Prérequis : Le tératome immature de l’ovaire est une tumeur maligne qui constitue moins de 1 % des cancers ovariens. Elle touche préférentiellement les sujets jeunes. L’association à la grossesse est un fait rare. Anotre connaissance, l’association tératome immature etgrossesse n’a été rapportée qu’une douzaine de fois dans la littérature.
But : Rapporter nos deux observations et de revoir la littérature afin de préciser le pronostic ainsi que le traitement des tératomes immatures découverts au cours de la grossesse.
Observations : 1er cas. Une patiente de 28 ans ans primigeste chez qui un tératome immature de l’ovaire a été découvert fortuitement au cours d’une césarienne. Le traitement était conservateur comprenant une annexectomie unilatérale avec curage lombo-aortique, omentectomie et appendicectomie. Elle a eu une seconde grossesse d’évolution normale et a été césarisée à terme afin de réaliser un traitement radical : hystérectomie totale avec annexectomie (l’ovaire restant).
2ème cas. Une patiente de 22 ans primigeste chez qui une formation annexielle a été découverte fortuitement au cours d’une échographie à 15 semaines d’aménorrhée. Elle a eu un traitement conservateur comprenant une annexectomie unilatérale, une appendicectomie, un curage lombo-aortique, une omentectomie et une biopsie de l’ovaire controlatéral. La grossesse a été poursuivie jusqu’à terme et la patiente a accouché par voie basse.
Conclusion : Le tératome immature est classé en trois grades de gravité.

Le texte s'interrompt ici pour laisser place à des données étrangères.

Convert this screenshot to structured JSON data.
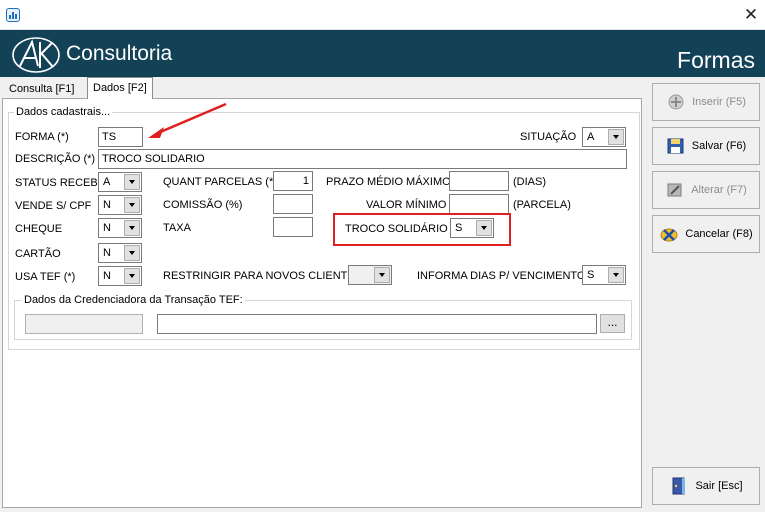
{
  "window": {
    "close_glyph": "✕"
  },
  "header": {
    "brand": "Consultoria",
    "title": "Formas"
  },
  "tabs": [
    {
      "label": "Consulta [F1]"
    },
    {
      "label": "Dados [F2]"
    }
  ],
  "form": {
    "group_title": "Dados cadastrais...",
    "forma": {
      "label": "FORMA (*)",
      "value": "TS"
    },
    "situacao": {
      "label": "SITUAÇÃO",
      "value": "A"
    },
    "descricao": {
      "label": "DESCRIÇÃO (*)",
      "value": "TROCO SOLIDARIO"
    },
    "status_receb": {
      "label": "STATUS RECEB.",
      "value": "A"
    },
    "quant_parcelas": {
      "label": "QUANT PARCELAS (*)",
      "value": "1"
    },
    "prazo_medio": {
      "label": "PRAZO MÉDIO MÁXIMO",
      "value": "",
      "suffix": "(DIAS)"
    },
    "vende_cpf": {
      "label": "VENDE S/ CPF",
      "value": "N"
    },
    "comissao": {
      "label": "COMISSÃO (%)",
      "value": ""
    },
    "valor_minimo": {
      "label": "VALOR MÍNIMO",
      "value": "",
      "suffix": "(PARCELA)"
    },
    "cheque": {
      "label": "CHEQUE",
      "value": "N"
    },
    "taxa": {
      "label": "TAXA",
      "value": ""
    },
    "troco_solidario": {
      "label": "TROCO SOLIDÁRIO",
      "value": "S"
    },
    "cartao": {
      "label": "CARTÃO",
      "value": "N"
    },
    "usa_tef": {
      "label": "USA TEF (*)",
      "value": "N"
    },
    "restringir": {
      "label": "RESTRINGIR PARA NOVOS CLIENTES",
      "value": ""
    },
    "informa_dias": {
      "label": "INFORMA DIAS P/ VENCIMENTO",
      "value": "S"
    },
    "tef": {
      "group_title": "Dados da Credenciadora da Transação TEF:",
      "code": "",
      "name": "",
      "browse_label": "..."
    }
  },
  "buttons": {
    "inserir": {
      "label": "Inserir (F5)",
      "enabled": false
    },
    "salvar": {
      "label": "Salvar (F6)",
      "enabled": true
    },
    "alterar": {
      "label": "Alterar (F7)",
      "enabled": false
    },
    "cancelar": {
      "label": "Cancelar (F8)",
      "enabled": true
    },
    "sair": {
      "label": "Sair [Esc]",
      "enabled": true
    }
  },
  "colors": {
    "header_bg": "#134156",
    "annotation": "#e02020"
  }
}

La prise en charge thérapeutique est actuellement discutée, elle prend en considération le stade, le grade et la sécrétion de l’alphafoetoprotéine. Toutefois, un traitement conservateur sans chimiothérapie associée peut se justifier pour les tumeurs Stade AI, de bas grade

Mots Clés
Article

Le tératome immature de l’ovaire est une tumeur maligne d’origine germinale. Elle a été décrite pour la première fois en 1960 par Thürlbeck et Scully [1]. Elle touche préférentiellement l’enfant et l’adolescente. Il s’agit d’une tumeur rare (0,5 % des cancers de l’ovaire) [2]. Sa découverte au cours de la grossesse est un fait encore plus rare. Peu de cas ont été rapportés dans la littérature. Le pronostic reste quand même meilleur que celui des cancers épithéliaux de l’ovaire et reste dépendant du grade histologique, du stade et du caractère sécrétant de la tumeur.
Dans notre service, Le tératome immature représente 9,6 % des tératomes et 1,5 % des tumeurs ovariennes.

OBSERVATIONS

1ère OBSERVATION : Il s’agit d’une patiente de 28 ans primigeste chez qui un tératome immature de l’ovaire a été découvert fortuitement au cours d’une césarienne en 2004 pour stagnation de la dilatation. Le kyste faisait 5 centimètres solidokystique, sans végétations ni ascite. Nous avons réalisé en per-opératoire une kystectomie simple avec cytologie péritonéale. A l’examen anatomopathologique macroscopique, on a mis en évidence une formation kystique à contenu pâteux jaunâtre. L’examen histologique a montré que la paroi kystique était constituée d’un tissu épidermique et comportait des annexes pilo-sébacées [Figure1]. Il s’y associait un foyer de tissu osseux mature, mais surtout un abondant tissu glial mature. Au sein du tissu nerveux, il existait plusieurs foyers gliaux immatures à cellularité élevée souvent mitotiques [Figure2]. Ce tissu nerveux immature réalisait un aspect en pseudo-rosettes. Un seul tube neural a été identifié. Ceci a permis de conclure à un tératome immature de l’ovaire classé grade 1 de Norris.

Figure 1 :
Paroi kystique tapissée kératinisée par un revêtement malpighien



Figure 2 : Tissu immature renfermant des cellules atypiques mitotiques.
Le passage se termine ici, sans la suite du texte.